Hawaii ist der 50 Bundesstaat der USA. Politik ist auf den Tropeninseln so einfach wie überall: Reiche wählen konservativ, ein paar andere demokratisch, und der Rest hat dunkle Ahnungen von den Verschwörungen, die von Washington ausgehen.
Die Hawaiianer haben andere Probleme als amerikanische Politik. (Bild: Rahel Leupin)
Wenn ich schon mal hier in San Francisco bin, dachte ich, hüpf ich mal kurz nach Hawaii.
Klar, die happy Feriendestination mit dem Aloha Spirit! Kurz ist schon mal eine Untertreibung: Es sind fünfeinhalb Flugstunden über den Pazifik von San Francisco nach Lihue, der Hauptort von Kauai, die nördlichste der acht hawaiianischen Inseln. So gesehen verschiebt sich die Geographie Amerikas, und die Westküste wird zum eigentlichen «Mittleren Westen».
Die Ankunft war eine körperliche Sensation: warm-feuchte tropische Luft, türkisblauer Ozean und florale Duftnoten wohin die Nase riecht! Der Verkehr schlich gemächlich über die Insel, die Buddha Kühlerhaubenfigur des vorbeiziehenden Pickups lachte uns entgegen und das Radio des Mietautos sendete gemütlichen Reggae. Yeah, Sunshine! Wir sahen die dunklen Wolken nicht, die sich hinter uns auftürmten.

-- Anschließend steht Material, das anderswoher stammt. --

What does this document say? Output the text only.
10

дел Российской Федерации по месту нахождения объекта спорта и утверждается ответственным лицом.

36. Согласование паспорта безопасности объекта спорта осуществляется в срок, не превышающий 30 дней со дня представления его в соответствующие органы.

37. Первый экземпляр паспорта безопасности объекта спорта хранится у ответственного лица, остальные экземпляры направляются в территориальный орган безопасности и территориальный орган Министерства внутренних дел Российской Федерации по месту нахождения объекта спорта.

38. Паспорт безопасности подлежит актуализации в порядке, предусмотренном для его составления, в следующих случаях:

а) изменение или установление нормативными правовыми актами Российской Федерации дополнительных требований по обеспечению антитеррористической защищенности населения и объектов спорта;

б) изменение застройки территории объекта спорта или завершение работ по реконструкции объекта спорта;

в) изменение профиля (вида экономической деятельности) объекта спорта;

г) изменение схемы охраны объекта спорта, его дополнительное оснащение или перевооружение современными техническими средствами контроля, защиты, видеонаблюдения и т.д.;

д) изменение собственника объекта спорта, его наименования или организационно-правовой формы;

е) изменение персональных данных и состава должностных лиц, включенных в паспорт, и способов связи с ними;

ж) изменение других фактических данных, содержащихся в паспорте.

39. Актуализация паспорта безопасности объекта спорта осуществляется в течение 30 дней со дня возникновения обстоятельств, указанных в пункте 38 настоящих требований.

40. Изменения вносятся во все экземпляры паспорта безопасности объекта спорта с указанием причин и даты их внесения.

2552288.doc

1778 «entdeckte» Capt. James Cook Hawaii, und mehr als 100 Jahre später annektierten US Marines die Inselgruppe. 1959 wurde Hawaii zum 50. Bundestaat der Vereinigten Staaten erklärt. Die hawaiianischen Ureinwohner brachten den Amerikanern das Surfen und den Hula-Tanz bei. Aber die wirklichen Gewinner, so lernten es die hawaiianischen Schüler bis vor kurzem im Geschichtsunterricht, waren die Ureinwohner. Sie errangen Demokratie und die Anbindung an Amerika. So weit die offizielle Propaganda.
Politik auf der Insel sei eine simple Angelegenheit, erklärte mir eine zugezogene Festlandamerikanerin in einem Cafe. Die reichen Gutsbesitzer wählen republikanisch, dann gibt es die Demokraten, «and a bunch of them who just don’t care» – einen Haufen, denen Politik schlicht egal ist.
Ihre Augen beginnen wild zu leuchten, sie rückt ein Stück näher und stellt das Weinglas bedeutungsvoll auf den Glastisch. Es spiele sowieso keine Rolle, welche Partei regiere – alles nur Schein. Ob ich schon vom Staat hinter dem Staat gehört habe? Die reiche nationale Elite (es fiel der Name Rockefeller) führe eine versteckte Agenda. Sie wolle die amerikanische Bevölkerung reduzieren. Beweise dafür seien die sogenannten «Chemtrails» – also langlebige, breite Kondensstreifen, die neben kondensierten Flugzeugabgasen weitere lebensschädigende Chemikalien enthalten. Und ob ich das Forschungsinstitut in Alaska, das HAARP (High Frequency Active Auroral Research Programm), kenne? Die hätten da Methoden entwickelt, um ganze Erdbeben per Knopfdruck auszulösen.
Just an diesem Abend hatte der National Weather Service vor Sturzfluten gewarnt. Überflutete Strassen mussten für den Verkehr gesperrt werden. Die Zugezogene kam nicht mehr nach Hause. Die Strasse zu ihrem Haus war wegen Baumschlags gesperrt.
Unerschüttert nippte sie an ihrem Wein – und setzte an zu weiteren Räubergeschichten. Es regnete unaufhörlich. Und das Paradies verwandelte sich vor unseren Augen langsam aber sicher in eine riesige Schlammschlacht.